I agree with this decision and I don't buy the argument that this creates "a constitutionally authorized "end-run on parental authority" but I don't really get why video games are seen in a different light than a ticket to an R-rated movie or a porn magazine, both of which are legal products.
Why are video games protected by the 1st Amendment but the others not?
The others are. Motion picture ratings aren't government ratings and they aren't enforced by the government. In fact, they're not even enforced by the group that puts out the ratings, they're enforced by movie theater owners and, indirectly, by media outlets that refuse to accept advertising for movies that are either unrated or have an "adults-only" rating (formerly X, currently NC-17). The video game industry has adopted a similar rating system for games -- again, that's not a government action, that's something that is enforced by retailers.
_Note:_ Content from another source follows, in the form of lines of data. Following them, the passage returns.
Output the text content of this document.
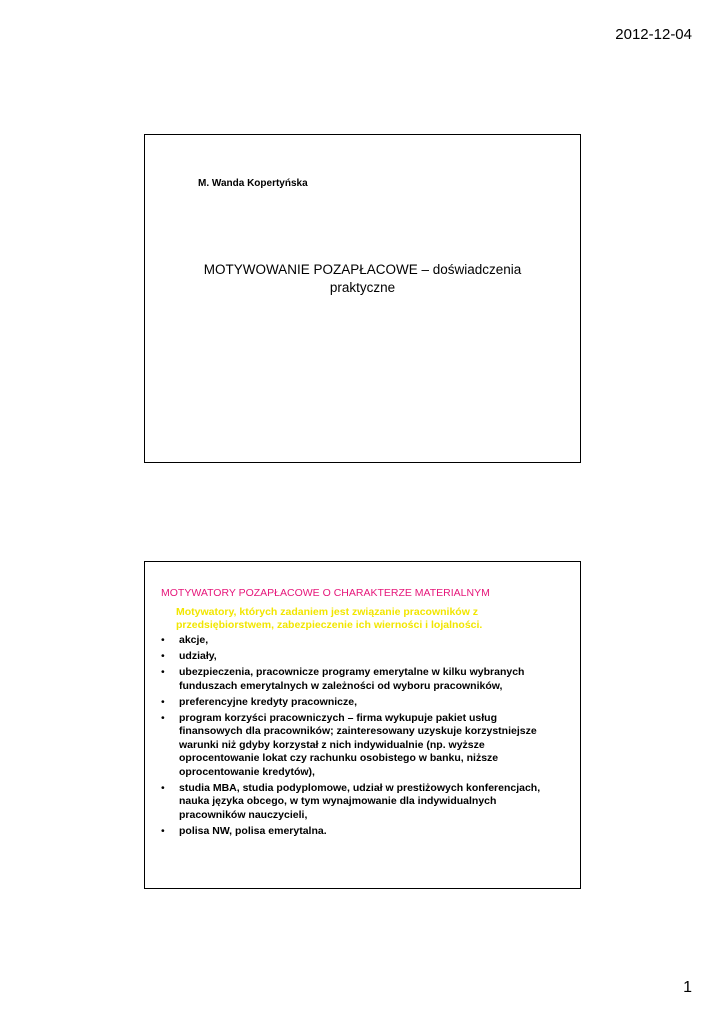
2012-12-04
M. Wanda Kopertyńska
MOTYWOWANIE POZAPŁACOWE – doświadczenia
praktyczne
MOTYWATORY POZAPŁACOWE O CHARAKTERZE MATERIALNYM
Motywatory, których zadaniem jest związanie pracowników z
przedsiębiorstwem, zabezpieczenie ich wierności i lojalności.
• akcje,
• udziały,
• ubezpieczenia, pracownicze programy emerytalne w kilku wybranych funduszach emerytalnych w zależności od wyboru pracowników,
• preferencyjne kredyty pracownicze,
• program korzyści pracowniczych – firma wykupuje pakiet usług finansowych dla pracowników; zainteresowany uzyskuje korzystniejsze warunki niż gdyby korzystał z nich indywidualnie (np. wyższe oprocentowanie lokat czy rachunku osobistego w banku, niższe oprocentowanie kredytów),
• studia MBA, studia podyplomowe, udział w prestiżowych konferencjach, nauka języka obcego, w tym wynajmowanie dla indywidualnych pracowników nauczycieli,
• polisa NW, polisa emerytalna.
1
As I understand it, Justice Scalia said that the government can't regulate violent content the same way that it regulates obscenity. Obscenity is bad, Scalia reasoned, but violence can be good. It's in Dante's Inferno
, fer cryin' out loud. Chief Justice Roberts and Justice Alito would have struck down the law for vagueness, holding out the possibility that a better-drafted law could withstand constitutional scrutiny. Justice Thomas, in dissent, essentially said that no child has any rights that an adult is bound to respect. Justice Breyer's dissent pointed out that the court should leave legislating to the legislature, which is usually Scalia's line (except when he doesn't like what the legislature did, as in this case).